Now let me say I've no idea whether there's anything to the alleged intern business but ... as Howard Dean says when he wants to air some conspiracy theory about President Bush, it's an "interesting" story.

And, if you think we should have concrete proof before we bring it up, then to paraphrase Wes Clark comment on whether Mr. Bush was a "deserter," I've no proof Mr. Kerry isn't an adulterer.

Nonetheless, while I enjoy "the politics of personal destruction" as much as the next chap, I've no desire to fight the 2004 election on anything as quaintly anachronistic as an intern scandal. That's so last millennium.

On the other hand, so is John Kerry droning on about Vietnam at every campaign stop and traveling the country with his own personal VFW detail. This year more than ever, the lazy platitude is true: "This election is about the future."

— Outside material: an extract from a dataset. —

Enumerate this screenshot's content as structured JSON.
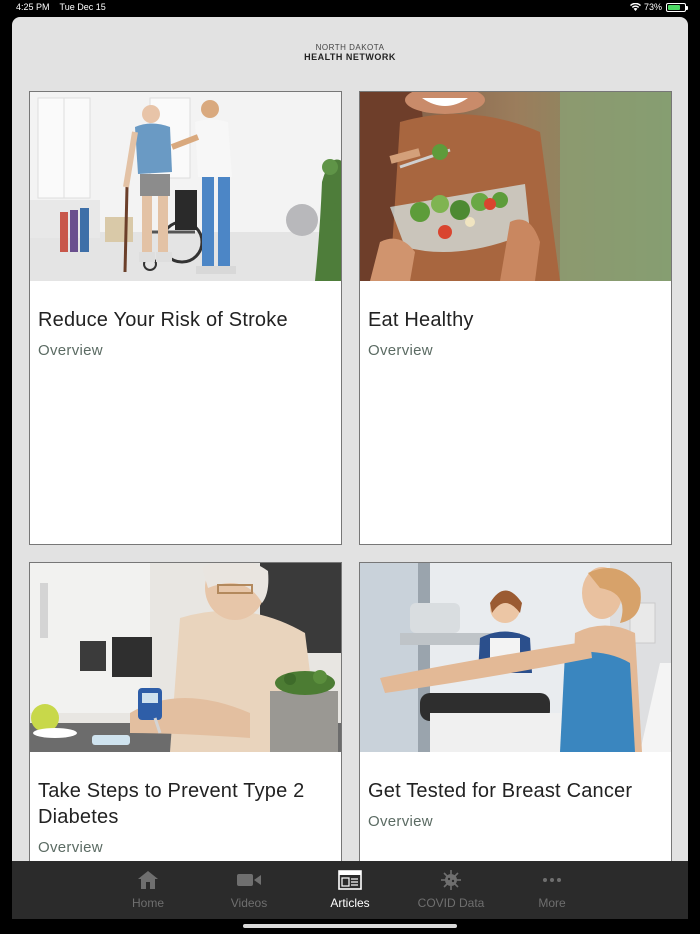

Unfortunately, most politicians who say "this election is about the future" haven't given it a moment's thought. Say what you like about us right-wing warmongers, but after September 11 we abandoned our long-cherished theories of Realpolitik -- find your local strongman and shovel millions of dollars at him -- as inadequate, and indeed part of the problem. Sentimental liberal internationalism -- everything has to be done through the United Nations, no matter how stinkingly corrupt and ineffectual it is -- is just as inadequate to the challenges of the age.

Few are so in need of what Sam Goldwyn called "new cliches" as the Democratic Party. That's why it has wound up running on the twin planks of where John Kerry was in the late '60s and where George W Bush wasn't in the early '70s.

In 2002, the Democrats had no ideas and they ran on biography: In Missouri, Jean Carnahan was the brave widow of the late governor; in Georgia, Max Cleland was a Vietnam veteran and triple amputee; in Minnesota, Walter Mondale was the lion of the '84 campaign and a friend of Paul Wellstone. And in all three cases the public shrugged and voted Republican. These are serious times and they demand politicians rise to them.

Yet here we are two years later, and they're running on biography all over again. But this time their chosen biography is Vietnam, and for many Americans, and especially Boomer Democrats, that's far more psychologically complicated.